When I first starting flirting with manual camera settings I was very intimidated by setting the custom white balance on my camera. Not sure why, it just seemed daunting. The truth was anything but. Turns out that you just take a photo with a grey card or cloth (I like the Spudz cloths) filling most of the frame and then browse through your menu until you find the "custom white balance" menu - my Canon has it on camera menu 2 - and then select the photo of the grey cloth (in the light you plan to shoot in of course) and that's it. You're done.
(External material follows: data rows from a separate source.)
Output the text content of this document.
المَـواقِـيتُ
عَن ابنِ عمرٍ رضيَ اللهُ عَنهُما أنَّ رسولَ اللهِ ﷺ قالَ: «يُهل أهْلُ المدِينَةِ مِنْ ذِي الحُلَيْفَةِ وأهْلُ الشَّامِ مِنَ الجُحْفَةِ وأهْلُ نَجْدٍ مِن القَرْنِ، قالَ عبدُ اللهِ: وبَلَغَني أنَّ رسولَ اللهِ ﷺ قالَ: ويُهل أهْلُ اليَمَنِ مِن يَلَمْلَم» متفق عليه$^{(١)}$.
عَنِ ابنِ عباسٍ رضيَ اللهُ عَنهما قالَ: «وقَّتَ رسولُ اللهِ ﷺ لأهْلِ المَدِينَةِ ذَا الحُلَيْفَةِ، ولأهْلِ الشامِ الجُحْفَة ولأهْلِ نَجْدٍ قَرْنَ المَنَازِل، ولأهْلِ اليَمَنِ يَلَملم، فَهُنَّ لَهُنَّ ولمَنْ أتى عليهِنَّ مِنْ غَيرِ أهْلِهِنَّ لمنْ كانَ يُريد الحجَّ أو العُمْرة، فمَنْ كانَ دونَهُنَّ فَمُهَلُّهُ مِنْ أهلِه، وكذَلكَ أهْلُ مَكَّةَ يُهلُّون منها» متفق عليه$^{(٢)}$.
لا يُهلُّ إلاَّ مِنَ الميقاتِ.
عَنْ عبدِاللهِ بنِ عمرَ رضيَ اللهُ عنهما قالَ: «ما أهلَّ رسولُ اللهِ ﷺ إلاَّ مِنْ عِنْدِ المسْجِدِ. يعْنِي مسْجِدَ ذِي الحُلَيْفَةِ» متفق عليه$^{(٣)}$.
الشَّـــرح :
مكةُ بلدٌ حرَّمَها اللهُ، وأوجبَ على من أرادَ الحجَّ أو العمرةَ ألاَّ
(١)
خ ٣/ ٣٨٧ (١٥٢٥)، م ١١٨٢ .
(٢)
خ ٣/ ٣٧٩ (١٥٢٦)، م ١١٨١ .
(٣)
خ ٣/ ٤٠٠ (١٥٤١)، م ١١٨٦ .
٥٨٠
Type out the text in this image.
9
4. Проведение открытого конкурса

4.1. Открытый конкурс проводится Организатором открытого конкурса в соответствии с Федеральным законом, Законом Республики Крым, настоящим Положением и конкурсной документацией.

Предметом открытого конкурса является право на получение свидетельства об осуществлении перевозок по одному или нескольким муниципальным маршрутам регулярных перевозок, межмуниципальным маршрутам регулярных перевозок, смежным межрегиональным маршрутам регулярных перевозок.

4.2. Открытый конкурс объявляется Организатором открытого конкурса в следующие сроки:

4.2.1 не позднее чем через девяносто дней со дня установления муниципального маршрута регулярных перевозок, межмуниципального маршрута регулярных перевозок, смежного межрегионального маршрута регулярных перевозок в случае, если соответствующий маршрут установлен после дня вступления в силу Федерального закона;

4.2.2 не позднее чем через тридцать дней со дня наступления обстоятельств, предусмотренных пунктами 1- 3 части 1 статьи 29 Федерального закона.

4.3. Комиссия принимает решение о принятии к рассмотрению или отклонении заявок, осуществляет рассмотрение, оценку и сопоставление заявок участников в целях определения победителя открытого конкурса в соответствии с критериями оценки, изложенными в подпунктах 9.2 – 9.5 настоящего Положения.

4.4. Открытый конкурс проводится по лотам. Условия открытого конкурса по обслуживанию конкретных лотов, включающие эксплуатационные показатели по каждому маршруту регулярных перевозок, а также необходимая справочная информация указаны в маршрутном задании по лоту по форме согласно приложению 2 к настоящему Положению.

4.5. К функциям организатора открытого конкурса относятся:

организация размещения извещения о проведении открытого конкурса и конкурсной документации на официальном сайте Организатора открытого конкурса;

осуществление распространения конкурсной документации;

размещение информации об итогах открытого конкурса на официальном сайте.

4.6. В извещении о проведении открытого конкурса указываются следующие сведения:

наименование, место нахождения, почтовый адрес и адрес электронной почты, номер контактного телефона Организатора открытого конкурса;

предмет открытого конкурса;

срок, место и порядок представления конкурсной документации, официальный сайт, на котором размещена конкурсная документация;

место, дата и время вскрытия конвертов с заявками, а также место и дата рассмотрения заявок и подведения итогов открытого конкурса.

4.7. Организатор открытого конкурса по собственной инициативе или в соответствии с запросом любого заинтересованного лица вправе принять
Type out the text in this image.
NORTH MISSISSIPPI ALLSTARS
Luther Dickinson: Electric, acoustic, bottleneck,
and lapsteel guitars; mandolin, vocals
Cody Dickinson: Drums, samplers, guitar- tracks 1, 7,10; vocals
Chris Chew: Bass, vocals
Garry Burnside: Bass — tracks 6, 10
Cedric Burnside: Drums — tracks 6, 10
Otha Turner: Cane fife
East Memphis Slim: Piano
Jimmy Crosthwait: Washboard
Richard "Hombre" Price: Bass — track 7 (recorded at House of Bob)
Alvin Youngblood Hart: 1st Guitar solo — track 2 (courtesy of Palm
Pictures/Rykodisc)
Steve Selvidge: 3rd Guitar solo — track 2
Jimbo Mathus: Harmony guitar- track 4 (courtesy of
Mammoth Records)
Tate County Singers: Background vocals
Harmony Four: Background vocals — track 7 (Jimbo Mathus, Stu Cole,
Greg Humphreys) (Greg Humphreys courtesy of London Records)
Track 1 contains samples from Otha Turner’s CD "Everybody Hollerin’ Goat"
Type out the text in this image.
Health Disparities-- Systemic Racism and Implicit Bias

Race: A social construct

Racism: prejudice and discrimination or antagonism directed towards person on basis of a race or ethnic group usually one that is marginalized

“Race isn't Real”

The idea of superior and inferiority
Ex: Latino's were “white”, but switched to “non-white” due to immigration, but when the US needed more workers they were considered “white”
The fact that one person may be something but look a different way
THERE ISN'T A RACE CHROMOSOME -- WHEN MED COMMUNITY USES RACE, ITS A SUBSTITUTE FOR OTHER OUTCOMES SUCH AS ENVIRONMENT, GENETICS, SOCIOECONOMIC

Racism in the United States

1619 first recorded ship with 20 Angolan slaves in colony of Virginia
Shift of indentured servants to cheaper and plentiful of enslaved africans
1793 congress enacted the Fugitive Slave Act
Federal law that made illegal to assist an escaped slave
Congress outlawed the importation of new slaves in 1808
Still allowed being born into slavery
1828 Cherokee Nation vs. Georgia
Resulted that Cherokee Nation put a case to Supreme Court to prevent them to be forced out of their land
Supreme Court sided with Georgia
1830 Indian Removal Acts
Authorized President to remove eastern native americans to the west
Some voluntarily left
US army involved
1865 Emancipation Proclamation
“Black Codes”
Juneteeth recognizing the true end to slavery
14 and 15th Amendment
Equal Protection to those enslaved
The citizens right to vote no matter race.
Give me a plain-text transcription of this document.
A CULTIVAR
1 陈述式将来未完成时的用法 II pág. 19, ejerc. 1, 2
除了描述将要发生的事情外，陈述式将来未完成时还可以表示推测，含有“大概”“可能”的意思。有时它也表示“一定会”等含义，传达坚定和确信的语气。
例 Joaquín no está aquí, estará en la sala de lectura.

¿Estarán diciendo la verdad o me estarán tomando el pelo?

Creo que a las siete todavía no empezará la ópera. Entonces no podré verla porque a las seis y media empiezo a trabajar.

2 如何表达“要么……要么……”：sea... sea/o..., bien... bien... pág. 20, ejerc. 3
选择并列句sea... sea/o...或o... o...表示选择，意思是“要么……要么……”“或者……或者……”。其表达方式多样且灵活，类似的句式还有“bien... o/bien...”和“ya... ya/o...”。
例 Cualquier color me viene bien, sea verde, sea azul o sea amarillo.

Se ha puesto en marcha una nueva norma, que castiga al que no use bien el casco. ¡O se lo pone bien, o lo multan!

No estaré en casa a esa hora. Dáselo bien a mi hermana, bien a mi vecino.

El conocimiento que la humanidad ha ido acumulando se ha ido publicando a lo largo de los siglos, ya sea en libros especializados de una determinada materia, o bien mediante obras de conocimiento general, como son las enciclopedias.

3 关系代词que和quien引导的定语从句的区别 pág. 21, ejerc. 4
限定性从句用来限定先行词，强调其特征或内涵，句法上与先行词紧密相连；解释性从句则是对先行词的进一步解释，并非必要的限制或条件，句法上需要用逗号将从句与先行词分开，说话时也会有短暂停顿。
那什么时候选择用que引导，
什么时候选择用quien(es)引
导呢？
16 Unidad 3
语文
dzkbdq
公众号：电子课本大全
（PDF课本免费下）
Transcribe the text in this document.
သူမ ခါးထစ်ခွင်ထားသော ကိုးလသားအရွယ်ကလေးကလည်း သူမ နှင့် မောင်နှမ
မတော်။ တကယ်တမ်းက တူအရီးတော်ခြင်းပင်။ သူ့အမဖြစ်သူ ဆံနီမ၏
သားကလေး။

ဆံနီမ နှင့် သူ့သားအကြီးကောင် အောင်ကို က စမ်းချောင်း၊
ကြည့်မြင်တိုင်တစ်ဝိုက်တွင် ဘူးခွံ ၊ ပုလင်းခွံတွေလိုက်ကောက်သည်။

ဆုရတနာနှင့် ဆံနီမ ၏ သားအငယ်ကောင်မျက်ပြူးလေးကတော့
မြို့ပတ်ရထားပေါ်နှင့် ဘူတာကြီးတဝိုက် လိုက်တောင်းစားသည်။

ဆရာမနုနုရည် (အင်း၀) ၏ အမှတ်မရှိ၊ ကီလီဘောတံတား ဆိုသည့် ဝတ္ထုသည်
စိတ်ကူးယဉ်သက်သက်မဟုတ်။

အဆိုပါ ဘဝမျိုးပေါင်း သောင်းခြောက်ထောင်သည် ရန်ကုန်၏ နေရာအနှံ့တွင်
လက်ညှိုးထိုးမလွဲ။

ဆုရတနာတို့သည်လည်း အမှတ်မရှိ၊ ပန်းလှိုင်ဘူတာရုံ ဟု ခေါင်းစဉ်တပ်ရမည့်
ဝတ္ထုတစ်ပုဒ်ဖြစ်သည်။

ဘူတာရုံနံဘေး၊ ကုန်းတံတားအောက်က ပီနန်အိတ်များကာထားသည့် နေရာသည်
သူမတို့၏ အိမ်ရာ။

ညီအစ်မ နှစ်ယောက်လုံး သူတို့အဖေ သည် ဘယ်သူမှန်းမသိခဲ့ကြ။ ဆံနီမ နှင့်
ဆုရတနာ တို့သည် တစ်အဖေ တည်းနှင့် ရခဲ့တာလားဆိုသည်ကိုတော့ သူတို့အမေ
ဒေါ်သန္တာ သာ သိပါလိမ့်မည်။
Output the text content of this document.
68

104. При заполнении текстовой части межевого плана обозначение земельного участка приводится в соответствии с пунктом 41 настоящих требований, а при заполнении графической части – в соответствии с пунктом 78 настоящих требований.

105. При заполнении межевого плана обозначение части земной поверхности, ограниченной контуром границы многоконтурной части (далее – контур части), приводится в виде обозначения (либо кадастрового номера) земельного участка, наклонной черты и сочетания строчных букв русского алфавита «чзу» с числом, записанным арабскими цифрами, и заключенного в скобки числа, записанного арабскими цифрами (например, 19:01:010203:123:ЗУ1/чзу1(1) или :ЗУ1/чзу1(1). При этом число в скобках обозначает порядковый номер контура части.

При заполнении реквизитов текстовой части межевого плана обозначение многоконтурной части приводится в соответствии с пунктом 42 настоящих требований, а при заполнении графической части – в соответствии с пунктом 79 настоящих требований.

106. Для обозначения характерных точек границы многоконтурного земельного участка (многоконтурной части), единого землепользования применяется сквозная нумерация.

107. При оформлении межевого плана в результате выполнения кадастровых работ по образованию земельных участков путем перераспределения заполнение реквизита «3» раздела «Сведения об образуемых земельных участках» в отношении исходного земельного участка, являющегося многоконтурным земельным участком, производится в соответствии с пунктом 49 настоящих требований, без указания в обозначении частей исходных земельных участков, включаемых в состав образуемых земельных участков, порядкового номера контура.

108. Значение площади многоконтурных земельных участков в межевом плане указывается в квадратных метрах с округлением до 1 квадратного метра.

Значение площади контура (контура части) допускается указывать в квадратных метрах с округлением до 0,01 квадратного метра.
You may say to yourself, I am shooting in raw, I'll just fix it in post. You can do that, but isn't it easier to just do it right the first time? Or you're a JPEG shooter and you just put it on auto and shoot. Auto does a good job most of the time, but I have found that it never really nails it as well as the custom setting does. I put together a little montage to illustrate just how much of a difference the white balance setting can make. Below you see - from top left to bottom right - Auto, Daylight (5200K), Shade (7000K), Cloudy (6000K), Tungsten (3200K), White Fluorescent (4000K), Flash, and Custom white balance. As you can see, it does really make a difference. While the light temperature in my house is close to Tungsten, it is not a perfect match.
White balance is measured in Kelvin degrees and just like regular temps, the higher the number the warmer it is. It makes no sense to me that they do not order them by temp in the camera menu, but I don't design cameras so...
Anyway, food for thought. Have a good Wednesday!